P.STREIFF  » J’AI des SALARIES qui NE VEULENT plus TRAVAILLER à GRENOBLE »

Publié par user1 le

Le débat sur l’emploi lancé au plan National rebondit durement dans l’agglomération Grenobloise. Une fois de plus les plaies sont nommées , identifiées. Pierre Streiff, Président du MEDEF 38 qui était jusque là Président de la Fédération du Bâtiment répète ce que tout le monde sait, ce que tout le monde dit, ce que tout le monde vit excepté une caste d’élus de gauche et Verts de la Métro qui se bouchent les yeux et les oreilles.

 » IL FAUT QUE LES ENTREPRISES AIENT ENVIE de VENIR »

Pierre Streiff demande qu’enfin  » les lignes bougent « . Car  » pour qu’une ville comme Grenoble soit attrac­tive pour les entreprises, donc pour les embauches, il faut que  les entreprises aient envie de venir. »

 » SON PERSONNEL NE VEUT PLUS NI VENIR NI HABITER à GRENOBLE »

Il explique au DL (12/1/16):  « Il ne faut plus que les salariés passent des heures dans leur automobile pour aller travailler à Grenoble ! En décembre, un ami, chef d’entreprise à La Murette, me confiait que son person­nel ne souhaitait plus habi­ter ou aller à Grenoble. Parce que cela devient trop com­pliqué ».

Les éléments de langage sur  » la métropole apaisée  » ne semblent pas avoir gommé la triste réalité grenobloise.

DE VOIRON , MIEUX VAUT ALLER à BOURGOIN QU’A GRENOBLE !

Pierre Sreiff raconte aussi : « Pour ma part, une de mes cadres habitant Couble­vie, ne veut plus venir au siège de mon entreprise (de génie climatique, NDLR), à Saint­ Martin ­le­ Vinoux, et préfère aller jusqu’à mon si­te de Bourgoin­-Jallieu, pour effectuer son travail de juris­te… Pour elle, aller sur Gre­noble équivaut à un dépla­cement d’une heure à une heure et quart, en moyenne, et au mieux.
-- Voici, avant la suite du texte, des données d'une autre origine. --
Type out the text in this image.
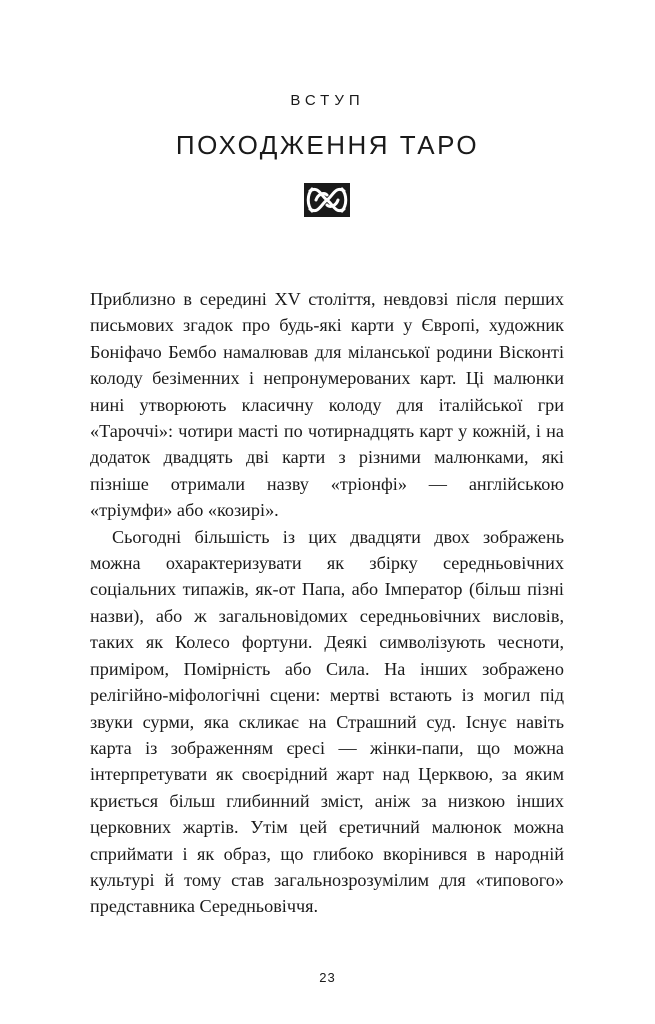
ВСТУП
ПОХОДЖЕННЯ ТАРО

Приблизно в середині XV століття, невдовзі після перших письмових згадок про будь-які карти у Європі, художник Боніфачо Бембо намалював для міланської родини Вісконті колоду безіменних і непронумерованих карт. Ці малюнки нині утворюють класичну колоду для італійської гри «Тароччі»: чотири масті по чотирнадцять карт у кожній, і на додаток двадцять дві карти з різними малюнками, які пізніше отримали назву «тріонфі» — англійською «тріумфи» або «козирі».

Сьогодні більшість із цих двадцяти двох зображень можна охарактеризувати як збірку середньовічних соціальних типажів, як-от Папа, або Імператор (більш пізні назви), або ж загальновідомих середньовічних висловів, таких як Колесо фортуни. Деякі символізують чесноти, приміром, Помірність або Сила. На інших зображено релігійно-міфологічні сцени: мертві встають із могил під звуки сурми, яка скликає на Страшний суд. Існує навіть карта із зображенням єресі — жінки-папи, що можна інтерпретувати як своєрідний жарт над Церквою, за яким криється більш глибинний зміст, аніж за низкою інших церковних жартів. Утім цей єретичний малюнок можна сприймати і як образ, що глибоко вкорінився в народній культурі й тому став загальнозрозумілим для «типового» представника Середньовіччя.

23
Elle n’a plus en­ vie de venir sur Grenoble le matin, au milieu des em­bouteillages ! »

 » DES SALARIES NE VEULENT PLUS TRAVAILLER à GRENOBLE »

Terminant : « Les politiques doivent nous écouter.Et ce n’est pas Pierre Streiff le chef d’entreprise, ce n’est pas Pierre Streiff le président du Medef Isère, ou anciennement le président du BTP Isère, qui parle ainsi. Moi, j’ai tout sim­plement des salariés qui, aujourd’hui, ne veulent plus travailler à Grenoble… »

LA LOGISTIQUE CONTRAINTE au TRAVAIL de NUIT

Si on ajoute les entreprises qui doivent acquérir des camions supplémentaires – à tonnage constant- pour faire face aux embouteillages, les entreprises de logistique qui font travailler leurs salariés la nuit pour pouvoir livrer on mesure la situation extrême dans laquelle se trouve l’agglo.

LA LIGNE E du TRAM a OBSTRUé l’ENTREE NORD…

L’entreprise de Pierre Streiff est située à St Martin le Vinoux, cette entrée nord de Grenoble qui a été pratiquement fermée à la circulation avec le Tram E sans compensation de voirie ou de stationnement.  Il y a 120 000 véhicules/jour qui arrivent de Voreppe et nos élus ont créé un parking de dissuasion de… 100 places au Fontanil qui va doubler sa capacité cette année.

E.PIOLLE (Verts/PG) VA FERMER l’AVENUE AGUTTE SEMBAT

Les mesures annoncées par Eric Piolle (Verts/PG) avenue Agutte Sembat et appliquées sans discernement par C.Ferrari Président (PS) en titre de la Métro vont clore le chapitre de l’accès à Grenoble. La seule agglo de France ou le temps perdu dans les bouchons augmente selon l’étude Inrix.

LE DOGMATISME EST AUX COMMANDES

Commerces en déroute, pollution en augmentation, chômage qui explose, paupérisation accélérée de la ville , attractivité en berne , rien ne semble avoir prise sur le dogmatisme aux commandes de la ville et de l’agglo.

LE MARKETING NE COUVRE PAS les MECONTENTEMENTS

La communication séquencée d’Eric Piolle avec un marketing intégré par les Rouge/Verts ne couvre aucun des mécontentements qui montent. Ce n’est pas parce que JJ Bourdin (RMC)  trouve formidable d’imposer la zone 30 km/H  partout que cela modifie l’opinion des 70 % qui y sont hostiles.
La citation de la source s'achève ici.